A strange D-light
Tale about a letter casts spell over readers
D (A Tale of Two Worlds)
Michel Faber
Hanover Square
Michel Faber's new novel is a strange delight — particularly if you have a child around to share it with. There has always been an element of innocence in Faber's work, though it has often felt overwhelmed by horror and suffering. Now, though, he has made good on his vow to give up writing for adults and published D (A Tale of
Two Worlds), which gives full voice to his gentle wit and mischievous spirit. With its buoyant sense of wonder, D is a novel graciously indebted to the fantasies of C.S. Lewis, James Thurber and Norton Juster, along with the characters of Charles Dickens.
Our heroine is Dhikilo, an observant 13-yearold girl living with her adopted family in an English town. There are other immigrants around, but she's the only one from Somaliland. Dhikilo knows almost nothing of her war-torn birthplace, except that it's an actual region and not, as so many kindly white people keep telling her, a mispronunciation of Somalia. She bears this and other racial microaggressions politely, but she's determined to learn more about her origins, which is Faber's subtle way of blending an ancient quest tale with contemporary concerns.
Although her research on the internet sheds little light, it does feed her love for language.
She's struck, for instance, by the Somali word saxansaxo, which denotes “the smell and the coolness carried on the wind from a place where it's raining to a place where it isn't.”

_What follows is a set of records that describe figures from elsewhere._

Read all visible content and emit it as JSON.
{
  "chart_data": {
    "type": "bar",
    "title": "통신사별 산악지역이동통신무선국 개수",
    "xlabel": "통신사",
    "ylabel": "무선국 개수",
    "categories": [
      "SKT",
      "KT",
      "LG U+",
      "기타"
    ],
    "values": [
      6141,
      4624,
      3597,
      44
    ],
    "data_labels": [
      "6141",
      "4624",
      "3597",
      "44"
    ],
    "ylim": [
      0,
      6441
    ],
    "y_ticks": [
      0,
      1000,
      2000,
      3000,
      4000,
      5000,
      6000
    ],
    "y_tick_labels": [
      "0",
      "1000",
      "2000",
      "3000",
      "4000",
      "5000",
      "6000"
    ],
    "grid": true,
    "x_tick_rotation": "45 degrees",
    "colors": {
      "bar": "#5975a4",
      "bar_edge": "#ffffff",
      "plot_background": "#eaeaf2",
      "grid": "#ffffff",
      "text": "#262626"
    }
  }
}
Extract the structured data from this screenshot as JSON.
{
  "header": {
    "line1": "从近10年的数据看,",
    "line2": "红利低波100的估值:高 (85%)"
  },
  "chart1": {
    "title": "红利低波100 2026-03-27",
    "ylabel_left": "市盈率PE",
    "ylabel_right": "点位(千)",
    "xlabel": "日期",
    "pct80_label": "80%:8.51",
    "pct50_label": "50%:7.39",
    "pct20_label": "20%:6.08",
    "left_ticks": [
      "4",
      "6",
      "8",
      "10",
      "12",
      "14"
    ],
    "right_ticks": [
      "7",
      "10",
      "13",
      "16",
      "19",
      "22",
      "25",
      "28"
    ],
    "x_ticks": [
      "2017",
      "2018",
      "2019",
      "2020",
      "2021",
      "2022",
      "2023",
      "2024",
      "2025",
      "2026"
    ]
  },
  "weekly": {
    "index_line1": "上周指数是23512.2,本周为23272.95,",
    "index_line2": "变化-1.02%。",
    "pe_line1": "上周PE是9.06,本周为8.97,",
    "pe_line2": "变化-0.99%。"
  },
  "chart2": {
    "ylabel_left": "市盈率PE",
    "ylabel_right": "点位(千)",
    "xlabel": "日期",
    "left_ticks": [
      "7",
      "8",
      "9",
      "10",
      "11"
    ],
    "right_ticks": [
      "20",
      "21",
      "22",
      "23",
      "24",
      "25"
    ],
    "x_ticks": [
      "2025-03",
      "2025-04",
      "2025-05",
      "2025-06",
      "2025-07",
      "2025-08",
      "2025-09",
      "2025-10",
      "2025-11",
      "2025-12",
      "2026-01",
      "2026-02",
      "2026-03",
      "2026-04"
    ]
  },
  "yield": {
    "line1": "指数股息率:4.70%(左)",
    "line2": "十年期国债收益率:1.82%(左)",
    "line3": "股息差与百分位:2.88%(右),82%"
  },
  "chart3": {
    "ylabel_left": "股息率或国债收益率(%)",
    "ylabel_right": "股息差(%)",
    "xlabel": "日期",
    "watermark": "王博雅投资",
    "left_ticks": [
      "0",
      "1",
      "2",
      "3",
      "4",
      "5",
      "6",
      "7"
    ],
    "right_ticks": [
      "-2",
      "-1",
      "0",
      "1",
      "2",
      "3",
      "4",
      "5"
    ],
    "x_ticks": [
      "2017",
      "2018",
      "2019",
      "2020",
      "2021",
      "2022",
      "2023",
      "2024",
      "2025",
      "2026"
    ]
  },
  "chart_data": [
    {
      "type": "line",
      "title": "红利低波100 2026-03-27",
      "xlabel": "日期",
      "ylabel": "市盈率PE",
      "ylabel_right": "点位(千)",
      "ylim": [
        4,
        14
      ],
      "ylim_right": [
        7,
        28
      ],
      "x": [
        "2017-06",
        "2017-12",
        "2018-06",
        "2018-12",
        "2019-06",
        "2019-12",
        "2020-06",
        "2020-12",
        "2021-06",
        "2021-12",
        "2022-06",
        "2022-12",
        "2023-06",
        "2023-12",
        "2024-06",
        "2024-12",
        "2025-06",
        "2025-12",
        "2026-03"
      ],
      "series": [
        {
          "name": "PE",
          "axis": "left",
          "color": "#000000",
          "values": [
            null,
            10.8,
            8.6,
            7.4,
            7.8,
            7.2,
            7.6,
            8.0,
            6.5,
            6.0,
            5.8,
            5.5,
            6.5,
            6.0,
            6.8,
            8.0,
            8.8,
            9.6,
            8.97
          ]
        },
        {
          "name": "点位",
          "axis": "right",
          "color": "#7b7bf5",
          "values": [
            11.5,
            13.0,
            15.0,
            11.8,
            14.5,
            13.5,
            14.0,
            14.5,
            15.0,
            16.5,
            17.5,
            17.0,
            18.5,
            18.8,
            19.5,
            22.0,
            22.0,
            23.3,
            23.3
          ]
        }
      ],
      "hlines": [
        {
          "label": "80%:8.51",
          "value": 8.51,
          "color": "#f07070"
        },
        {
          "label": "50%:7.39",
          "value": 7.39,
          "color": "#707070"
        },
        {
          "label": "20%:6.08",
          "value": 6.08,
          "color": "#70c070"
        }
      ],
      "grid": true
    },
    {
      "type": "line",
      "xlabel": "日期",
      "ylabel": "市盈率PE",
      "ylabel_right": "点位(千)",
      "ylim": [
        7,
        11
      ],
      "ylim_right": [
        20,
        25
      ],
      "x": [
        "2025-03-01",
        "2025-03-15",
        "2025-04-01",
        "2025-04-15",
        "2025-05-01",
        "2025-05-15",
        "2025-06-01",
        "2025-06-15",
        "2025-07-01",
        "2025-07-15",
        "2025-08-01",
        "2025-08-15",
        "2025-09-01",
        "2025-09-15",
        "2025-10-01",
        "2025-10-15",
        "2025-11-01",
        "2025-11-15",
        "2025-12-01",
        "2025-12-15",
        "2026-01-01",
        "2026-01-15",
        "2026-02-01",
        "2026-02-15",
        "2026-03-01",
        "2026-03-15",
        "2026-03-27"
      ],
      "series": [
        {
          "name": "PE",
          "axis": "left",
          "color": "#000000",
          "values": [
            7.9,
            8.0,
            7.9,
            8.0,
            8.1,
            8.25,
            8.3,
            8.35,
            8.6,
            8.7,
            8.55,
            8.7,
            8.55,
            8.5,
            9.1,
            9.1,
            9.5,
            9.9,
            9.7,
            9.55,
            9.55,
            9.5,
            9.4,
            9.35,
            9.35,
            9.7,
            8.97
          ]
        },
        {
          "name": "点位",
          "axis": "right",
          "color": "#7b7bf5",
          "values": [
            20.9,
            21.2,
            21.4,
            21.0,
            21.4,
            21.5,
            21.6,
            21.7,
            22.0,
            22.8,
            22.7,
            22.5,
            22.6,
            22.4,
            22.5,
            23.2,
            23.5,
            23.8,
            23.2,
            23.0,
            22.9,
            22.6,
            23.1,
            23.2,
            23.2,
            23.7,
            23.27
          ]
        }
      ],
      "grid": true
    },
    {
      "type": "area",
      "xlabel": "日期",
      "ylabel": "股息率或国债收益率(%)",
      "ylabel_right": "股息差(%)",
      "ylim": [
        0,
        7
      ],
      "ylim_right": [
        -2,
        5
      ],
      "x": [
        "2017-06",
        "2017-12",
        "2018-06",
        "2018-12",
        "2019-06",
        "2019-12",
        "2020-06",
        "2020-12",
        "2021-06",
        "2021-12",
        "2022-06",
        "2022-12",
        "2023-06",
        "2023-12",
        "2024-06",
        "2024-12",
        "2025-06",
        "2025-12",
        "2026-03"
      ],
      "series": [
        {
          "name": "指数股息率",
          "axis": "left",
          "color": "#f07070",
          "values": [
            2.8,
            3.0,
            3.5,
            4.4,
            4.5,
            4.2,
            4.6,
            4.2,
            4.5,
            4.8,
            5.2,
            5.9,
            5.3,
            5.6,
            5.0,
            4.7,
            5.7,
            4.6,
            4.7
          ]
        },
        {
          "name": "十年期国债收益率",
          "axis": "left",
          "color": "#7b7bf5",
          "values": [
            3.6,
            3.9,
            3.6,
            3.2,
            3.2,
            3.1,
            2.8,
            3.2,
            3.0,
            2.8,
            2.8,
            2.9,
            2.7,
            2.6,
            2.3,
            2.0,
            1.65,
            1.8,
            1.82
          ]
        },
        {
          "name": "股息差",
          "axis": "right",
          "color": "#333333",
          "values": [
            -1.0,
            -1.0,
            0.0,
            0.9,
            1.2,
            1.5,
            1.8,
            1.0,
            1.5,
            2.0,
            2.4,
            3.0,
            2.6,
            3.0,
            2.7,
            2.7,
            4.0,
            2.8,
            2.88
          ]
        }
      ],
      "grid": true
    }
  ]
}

On an ordinary Monday morning, Dhikilo notices a misspelled headline in the weekly paper: “Goobye Cars, Hello Skateboars.”
No one seems to notice these weird elisions except Dhikilo.
Like Dorothy travelling through Oz, Dhikilo finds herself crossing into a fantastical world with a dog, though not a little one.
But somehow she must find the missing Ds and stop whatever or whoever is making them vanish.
It's an odyssey through a treacherous land where she'll encounter kindly felines and mean trolls and even evil cheese.